I gazed up at him, my heart melting. “I’ll be proud and honored to walk that red carpet on your arm, Xavier.”

He blinked hard. “You will? Proud and honored?”

“One hundred percent truth, Xavier. Yes. Proud and honored. There’s no one I’d walk the red carpet with but you.”

He rolled over on top of me; his arm still cradled under my neck, and kissed me. “Come on,” he said, abruptly rolling off me and hopping out of bed.

“Where are we going?” I asked, laughing as he hauled me out of the bed after him to the stairs, both of us still naked.

“I’m going to feed you,” he said, starting down the stairs with my hand in his, “and then I’m going to fuck you.”

“Why, Xavier! How crude of you!” I said, giggling.

He paused halfway down the stairs, turning to glance up at me in consternation. “I’m sorry. I thought it would be funny, and perhaps sexy.”

I laughed even harder, leaning down over him from two steps up and palming his hard, taut ass. “It was. I was just playing along.” I reached between us, fondling his burgeoning erection. “Where exactly were you planning to fuck me, Mr. Badd?”

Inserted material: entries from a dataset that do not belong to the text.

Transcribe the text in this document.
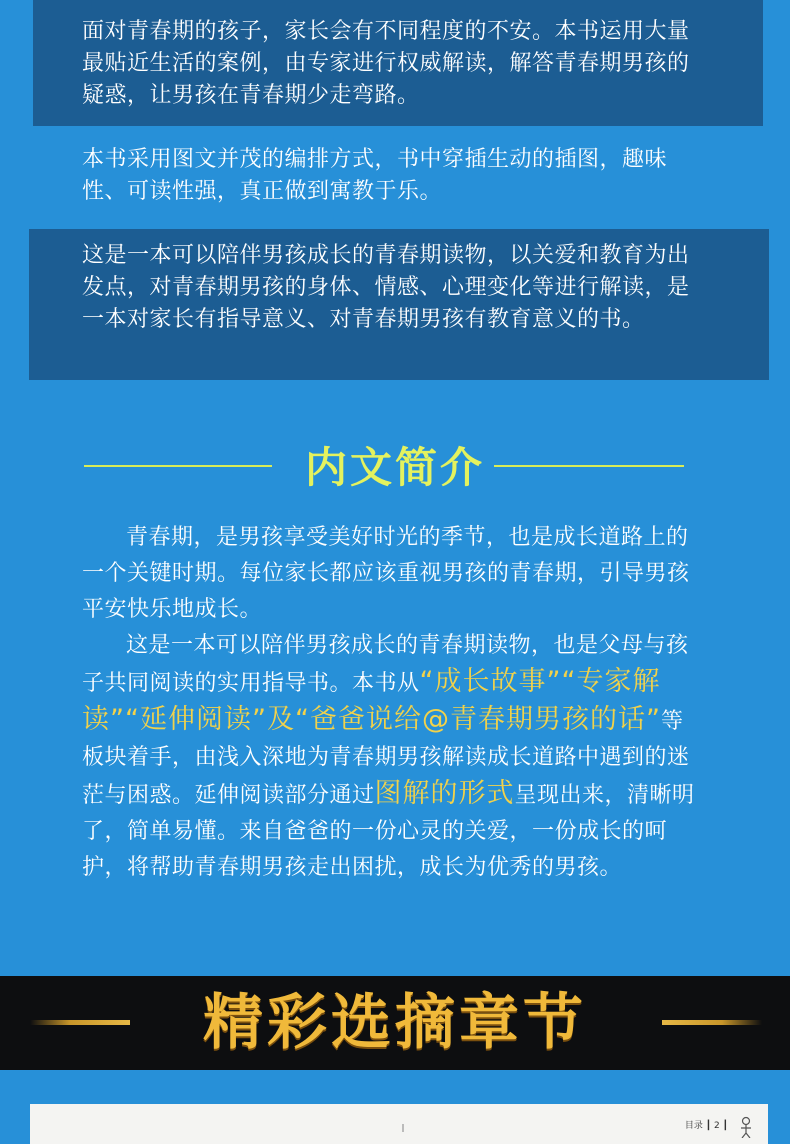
面对青春期的孩子，家长会有不同程度的不安。本书运用大量最贴近生活的案例，由专家进行权威解读，解答青春期男孩的疑惑，让男孩在青春期少走弯路。

本书采用图文并茂的编排方式，书中穿插生动的插图，趣味性、可读性强，真正做到寓教于乐。

这是一本可以陪伴男孩成长的青春期读物，以关爱和教育为出发点，对青春期男孩的身体、情感、心理变化等进行解读，是一本对家长有指导意义、对青春期男孩有教育意义的书。

内文简介

青春期，是男孩享受美好时光的季节，也是成长道路上的一个关键时期。每位家长都应该重视男孩的青春期，引导男孩平安快乐地成长。

这是一本可以陪伴男孩成长的青春期读物，也是父母与孩子共同阅读的实用指导书。本书从“成长故事”“专家解读”“延伸阅读”及“爸爸说给@青春期男孩的话”等板块着手，由浅入深地为青春期男孩解读成长道路中遇到的迷茫与困惑。延伸阅读部分通过图解的形式呈现出来，清晰明了，简单易懂。来自爸爸的一份心灵的关爱，一份成长的呵护，将帮助青春期男孩走出困扰，成长为优秀的男孩。

精彩选摘章节
目录 ┃ 2 ┃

“Ah…I was thinking the couch. Or the kitchen counter. Or the floor.” He found my slit with his fingers. “Or right here on the stairs.”

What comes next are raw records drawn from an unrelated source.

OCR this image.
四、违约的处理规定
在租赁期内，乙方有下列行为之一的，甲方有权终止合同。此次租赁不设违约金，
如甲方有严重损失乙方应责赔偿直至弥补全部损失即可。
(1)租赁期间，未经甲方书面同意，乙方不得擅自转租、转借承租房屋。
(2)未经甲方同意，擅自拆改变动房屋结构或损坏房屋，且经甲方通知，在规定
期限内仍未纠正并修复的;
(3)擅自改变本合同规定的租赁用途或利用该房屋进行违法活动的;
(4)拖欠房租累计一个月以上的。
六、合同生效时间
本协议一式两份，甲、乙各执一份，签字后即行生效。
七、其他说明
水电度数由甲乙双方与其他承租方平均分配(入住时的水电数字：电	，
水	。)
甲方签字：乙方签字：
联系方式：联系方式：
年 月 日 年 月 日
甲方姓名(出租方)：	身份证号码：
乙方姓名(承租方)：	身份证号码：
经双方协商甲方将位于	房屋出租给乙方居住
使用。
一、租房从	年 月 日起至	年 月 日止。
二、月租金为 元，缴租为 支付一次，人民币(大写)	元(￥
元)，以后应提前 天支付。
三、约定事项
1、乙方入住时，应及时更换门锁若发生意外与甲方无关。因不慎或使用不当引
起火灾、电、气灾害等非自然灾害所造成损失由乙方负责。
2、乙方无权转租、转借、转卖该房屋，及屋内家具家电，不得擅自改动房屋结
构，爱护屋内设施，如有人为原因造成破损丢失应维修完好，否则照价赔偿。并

I gasped as he circled my clit with a light, delicate touch that sent me into a paroxysm of pleasure. “Why pick one?” I breathed. “There are a lot of surfaces in this house to christen.”

“Christen? As one christens a child in a church?”

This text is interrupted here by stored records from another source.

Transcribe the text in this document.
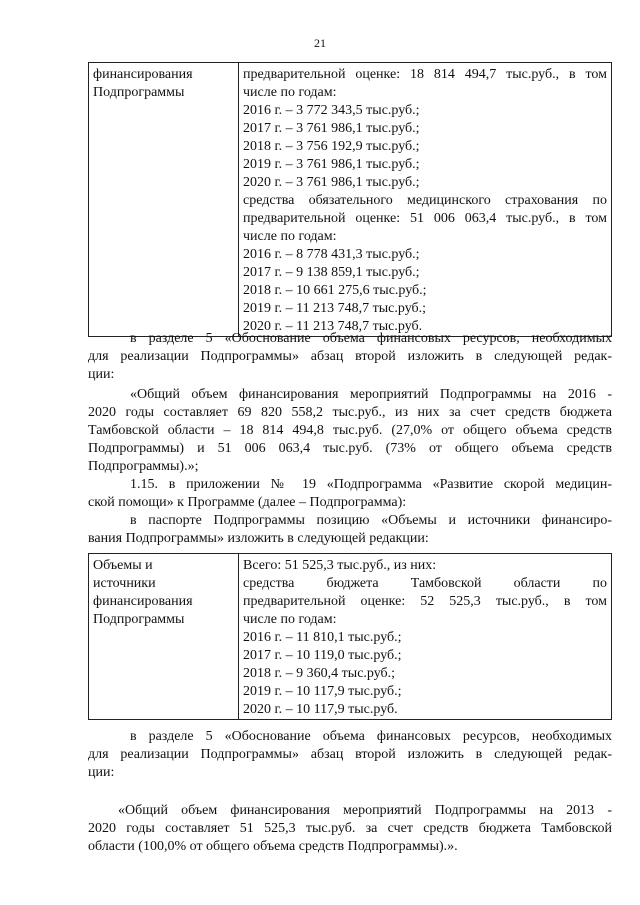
21
финансирования
Подпрограммы

предварительной оценке: 18 814 494,7 тыс.руб., в том
числе по годам:
2016 г. – 3 772 343,5 тыс.руб.;
2017 г. – 3 761 986,1 тыс.руб.;
2018 г. – 3 756 192,9 тыс.руб.;
2019 г. – 3 761 986,1 тыс.руб.;
2020 г. – 3 761 986,1 тыс.руб.;
средства обязательного медицинского страхования по
предварительной оценке: 51 006 063,4 тыс.руб., в том
числе по годам:
2016 г. – 8 778 431,3 тыс.руб.;
2017 г. – 9 138 859,1 тыс.руб.;
2018 г. – 10 661 275,6 тыс.руб.;
2019 г. – 11 213 748,7 тыс.руб.;
2020 г. – 11 213 748,7 тыс.руб.
в разделе 5 «Обоснование объема финансовых ресурсов, необходимых
для реализации Подпрограммы» абзац второй изложить в следующей редак-
ции:
«Общий объем финансирования мероприятий Подпрограммы на 2016 -
2020 годы составляет 69 820 558,2 тыс.руб., из них за счет средств бюджета
Тамбовской области – 18 814 494,8 тыс.руб. (27,0% от общего объема средств
Подпрограммы) и 51 006 063,4 тыс.руб. (73% от общего объема средств
Подпрограммы).»;
1.15. в приложении № 19 «Подпрограмма «Развитие скорой медицин-
ской помощи» к Программе (далее – Подпрограмма):
в паспорте Подпрограммы позицию «Объемы и источники финансиро-
вания Подпрограммы» изложить в следующей редакции:
Объемы и
источники
финансирования
Подпрограммы

Всего: 51 525,3 тыс.руб., из них:
средства бюджета Тамбовской области по
предварительной оценке: 52 525,3 тыс.руб., в том
числе по годам:
2016 г. – 11 810,1 тыс.руб.;
2017 г. – 10 119,0 тыс.руб.;
2018 г. – 9 360,4 тыс.руб.;
2019 г. – 10 117,9 тыс.руб.;
2020 г. – 10 117,9 тыс.руб.
в разделе 5 «Обоснование объема финансовых ресурсов, необходимых
для реализации Подпрограммы» абзац второй изложить в следующей редак-
ции:
«Общий объем финансирования мероприятий Подпрограммы на 2013 -
2020 годы составляет 51 525,3 тыс.руб. за счет средств бюджета Тамбовской
области (100,0% от общего объема средств Подпрограммы).».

“Yeah.” I frowned down at him. “You’ve never heard that expression?”

“No.”

“It means the first time a particular place is used for sex. We just christened my bed, because I’ve never had sex in that bed until today. We’re about to christen my stairs, because I’ve never been fucked on these stairs. After you feed me, we’ll christen my kitchen island, because I’ve never been fucked there, either. And then my couch, and everywhere else you can think of to fuck me, because you’re the only man I’ve had in my home.”

“Harlow, you do know when I say I’m going to fuck you, that I really mean

I lifted up and bit his lip. “Make sweet, passionate, beautiful, affectionate, attentive, gentle love to me. Yes, Xavier. I know.” I sat down on the stairs and lay back, pulling him down with me, and slid him inside. “Can I tell you a secret?

“Anything,” he whispered, and moaned as he filled me.

“I know you love me. And I love making love with you. But I’ll also love it if you just…fuck me.”

“Then fuck you I shall. And make love to you.” He paused. “At the same time,” he clarified.

“Perfect,” I said, giggling breathlessly.

And so he did.

On the stairs.

And the kitchen counter, after we’d eaten. And the couch. And outside, in the pool, half in the water, splashing as we came together.

I lost count of the number of times he told me loved me, and repaid him with a countless number of utterances of my own.

“I love you” became a chorus. A song. A poem.

It became an invocation, evoking our future.